The purpose was, one: How do we further socialize the E, I, and B strategy and help the team understand what that means? Two, how do you start applying these concepts and think about what does that look like from the seat I sit in, whether I’m a leader or individual contributor? How do I again lead in this space? Thirdly, how do we build this community of trust and vulnerability? 

We talked about what it meant from a personal view. Let’s have these tough conversations, but what are maybe our biases? How did these show up? How do we address it? How do we learn more? Then we talked about the business. Why is this needed for the business to be relevant? How does this show up in the business — our everyday moments — whether in our restaurants or teams or how we’re connecting with our consumers? 

Then, lastly, we looked at it from a cultural standpoint. Why is this needed for the culture to win? That was such a huge moment — the first time that’s ever been done — but it really set a tone in the sense that anyone can say, “What’s my role? Now, understand the role I play to bring this to light.”

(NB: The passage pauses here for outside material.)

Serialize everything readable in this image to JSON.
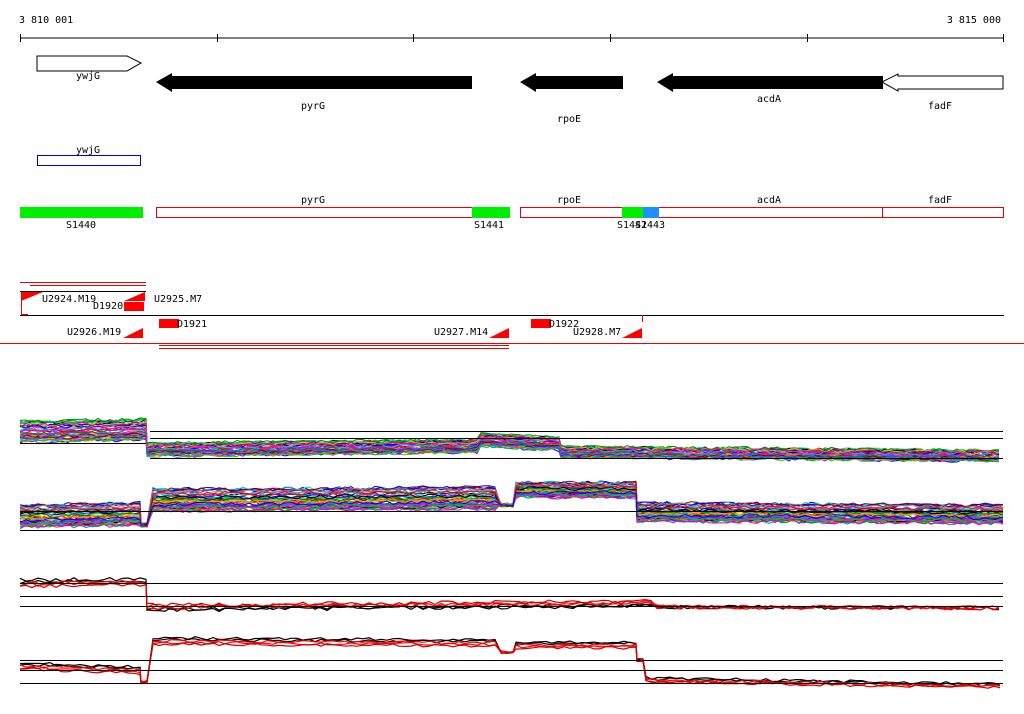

Now, whether it’s our hiring practices, we’re looking into having coaching and learning sessions, so you’re able to say, “How do I apply this concept?” Or, “How do I look at my biases and mitigate those?”

You probably hear my passion coming through. It’s this 360 approach from a personal lens, a business lens, and a culture, and it’s really helped folks to see themselves in it, because it goes beyond me. It’s the power of the collective.

What is the biggest challenge you face in getting executives to understand that these initiatives can’t seem performative? Employees need to feel and see progress.

This is a part of our business strategy. And that’s what makes it very real and not performative. 

When we’re connecting the dots to E, I, and B, it is actually being utilized as a growth fueler for our people. 

We’re not just chasing the ad-hoc moments, like, “Oh, we’re just checking the box.” It goes so beyond that. It’s part of our business updates — having our leaders have it in their goals for the year. That’s a whole different dynamic, and it makes it very real and that our teams can feel and also the investments that we’re putting in for it.

We’re transparently saying, “We can always get better.” Using these dynamics externally and internally helps people to see that it’s real.

What are you most worried about in terms of diversity, equity, inclusion, and belonging in corporate America? 

One of the things I’ve seen in just the space of equity, inclusion, and belonging is it’s often posed as this journey. And when you think about journey — most folks look at a road, right? You can see this road; you can drive forward. You can put it in neutral and just watch it all go around. Or you can put it in reverse and start to backtrack. 

One of the things we’ve done at Taco Bell that helps really keep this fire burning is we call this our E, I, and B evolution. We’ve chosen not to use the concept of journey. We’re asking, “How do we constantly evolve our thinking and our operating model?”

It’s tough to do those reverse mechanisms; it’ll be very tough to neutralize it. One of the things I hope that we continue to see is that we continue to embrace this sense of E, I, and B as an evolution and integrate all parts of the business. It becomes a part of how we operate.

Yum Brands is a well-known name that can set standards across the industry in terms of diversity, education, and exciting career paths. What are your top priorities this year?

My No. 1 priority is around education at every level of our organization but, specifically, starting with our coaches and our leaders. 

Two, continuing that feedback loop from our employees. The more insights and feedback that we get, the more we can apply. 

In addition to that, my partnership and connection with our restaurant teams. How do we start to really integrate this into our restaurants at a greater level?